El accidente se produjo cuando un tren de la compañía Iryo, que cubría la línea Málaga–Madrid, descarriló e impactó contra un convoy Alvia que realizaba el trayecto Madrid–Huelva. Como consecuencia, la circulación ferroviaria de alta velocidad entre Madrid y Andalucía ha quedado completamente suspendida, con desvío o retorno de los trenes que se encontraban en tránsito.

Los pasajeros fueron trasladados inicialmente al municipio de Adamuz, donde se instaló una carpa de emergencia para la primera atención sanitaria y logística, antes de ser derivados a Córdoba y otros destinos hospitalarios. El pueblo se ha volcado de forma ejemplar en la atención a los afectados, colaborando con los servicios de emergencias y sanitarios.



Los testimonios de los viajeros reflejan el caos y el pánico vividos en el interior de los vagones. Yuri Montoya, pasajera del tren Iryo, relataba que “en mitad del vagón había un muerto y gente que estaba muy mal”, describiendo cómo el convoy “alcanzó una velocidad horrible y se salió de lado; lo frenó el monte”. Viajaba en uno de los vagones que resultaron más dañados por el descarrilamiento.

El ministro de Transportes, Óscar Puente, ha calificado el siniestro como “extraño, muy raro”, subrayando que ocurrió en una recta, con una máquina de menos de cuatro años y una vía renovada en mayo, dentro de un tramo en el que el Ministerio había invertido 700 millones de euros. Las causas del accidente no están aún determinadas y permanecen bajo investigación.

Durante la noche, los equipos de emergencia continúan trabajando en la zona, donde el convoy con destino Huelva quedó destrozado tras caer por un talud de cuatro metros. El presidente de la Junta de Andalucía, Juanma Moreno, ha explicado que las labores son extremadamente complejas debido al amasijo de hierros y al peso de los vehículos, lo que obliga al uso de maquinaria pesada para avanzar en la recuperación de los cuerpos y esclarecer el alcance final del siniestro.

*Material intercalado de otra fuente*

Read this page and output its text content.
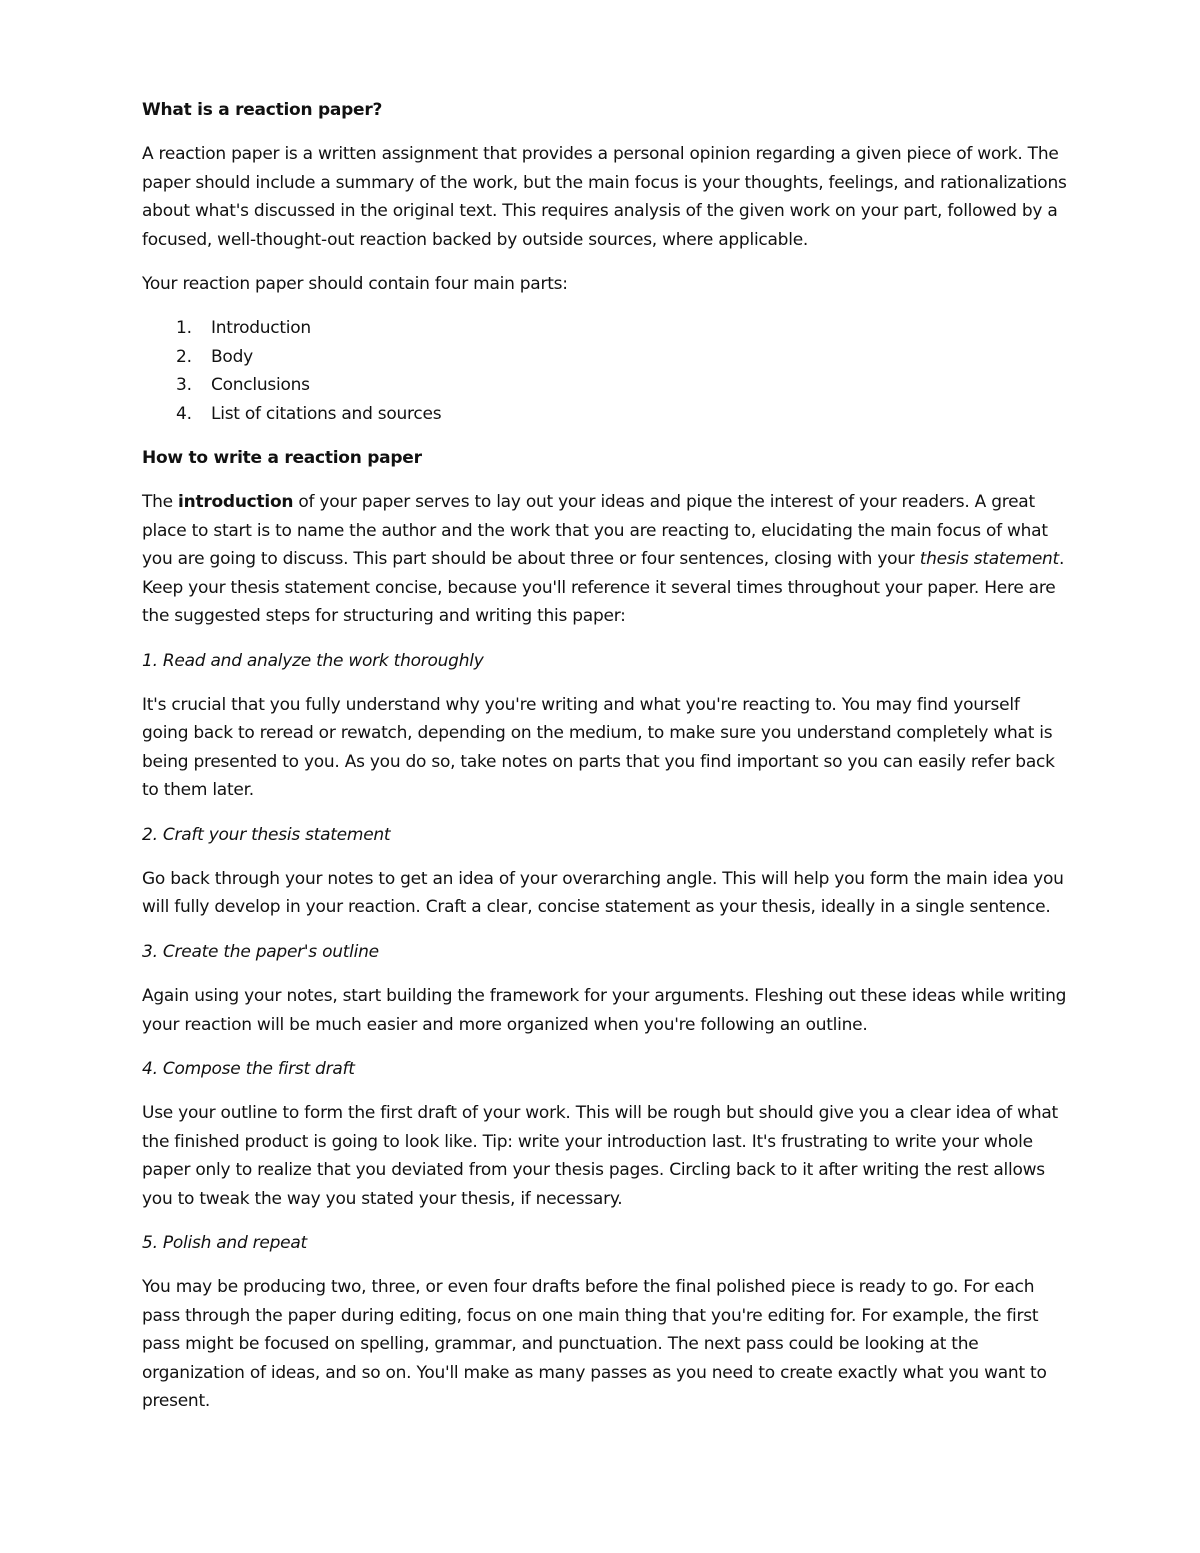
What is a reaction paper?

A reaction paper is a written assignment that provides a personal opinion regarding a given piece of work. The paper should include a summary of the work, but the main focus is your thoughts, feelings, and rationalizations about what's discussed in the original text. This requires analysis of the given work on your part, followed by a focused, well-thought-out reaction backed by outside sources, where applicable.

Your reaction paper should contain four main parts:

1.	Introduction
2.	Body
3.	Conclusions
4.	List of citations and sources
How to write a reaction paper

The introduction of your paper serves to lay out your ideas and pique the interest of your readers. A great place to start is to name the author and the work that you are reacting to, elucidating the main focus of what you are going to discuss. This part should be about three or four sentences, closing with your thesis statement. Keep your thesis statement concise, because you'll reference it several times throughout your paper. Here are the suggested steps for structuring and writing this paper:

1. Read and analyze the work thoroughly

It's crucial that you fully understand why you're writing and what you're reacting to. You may find yourself going back to reread or rewatch, depending on the medium, to make sure you understand completely what is being presented to you. As you do so, take notes on parts that you find important so you can easily refer back to them later.

2. Craft your thesis statement

Go back through your notes to get an idea of your overarching angle. This will help you form the main idea you will fully develop in your reaction. Craft a clear, concise statement as your thesis, ideally in a single sentence.

3. Create the paper's outline

Again using your notes, start building the framework for your arguments. Fleshing out these ideas while writing your reaction will be much easier and more organized when you're following an outline.

4. Compose the first draft

Use your outline to form the first draft of your work. This will be rough but should give you a clear idea of what the finished product is going to look like. Tip: write your introduction last. It's frustrating to write your whole paper only to realize that you deviated from your thesis pages. Circling back to it after writing the rest allows you to tweak the way you stated your thesis, if necessary.

5. Polish and repeat

You may be producing two, three, or even four drafts before the final polished piece is ready to go. For each pass through the paper during editing, focus on one main thing that you're editing for. For example, the first pass might be focused on spelling, grammar, and punctuation. The next pass could be looking at the organization of ideas, and so on. You'll make as many passes as you need to create exactly what you want to present.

Por su parte, Adif ha habilitado el teléfono 900 101 020 para atender a los familiares de las víctimas, además de activar puntos de asistencia en Madrid, Huelva y Córdoba. La compañía Iryo ha puesto igualmente a disposición de los afectados el teléfono 900 001 402, para ofrecer información y apoyo a familiares y pasajeros.

Las víctimas mortales y sus familias se sitúan en el centro de todas las actuaciones en estas horas críticas, mientras España permanece pendiente de una investigación que deberá aclarar responsabilidades y evitar que una tragedia de esta magnitud vuelva a repetirse.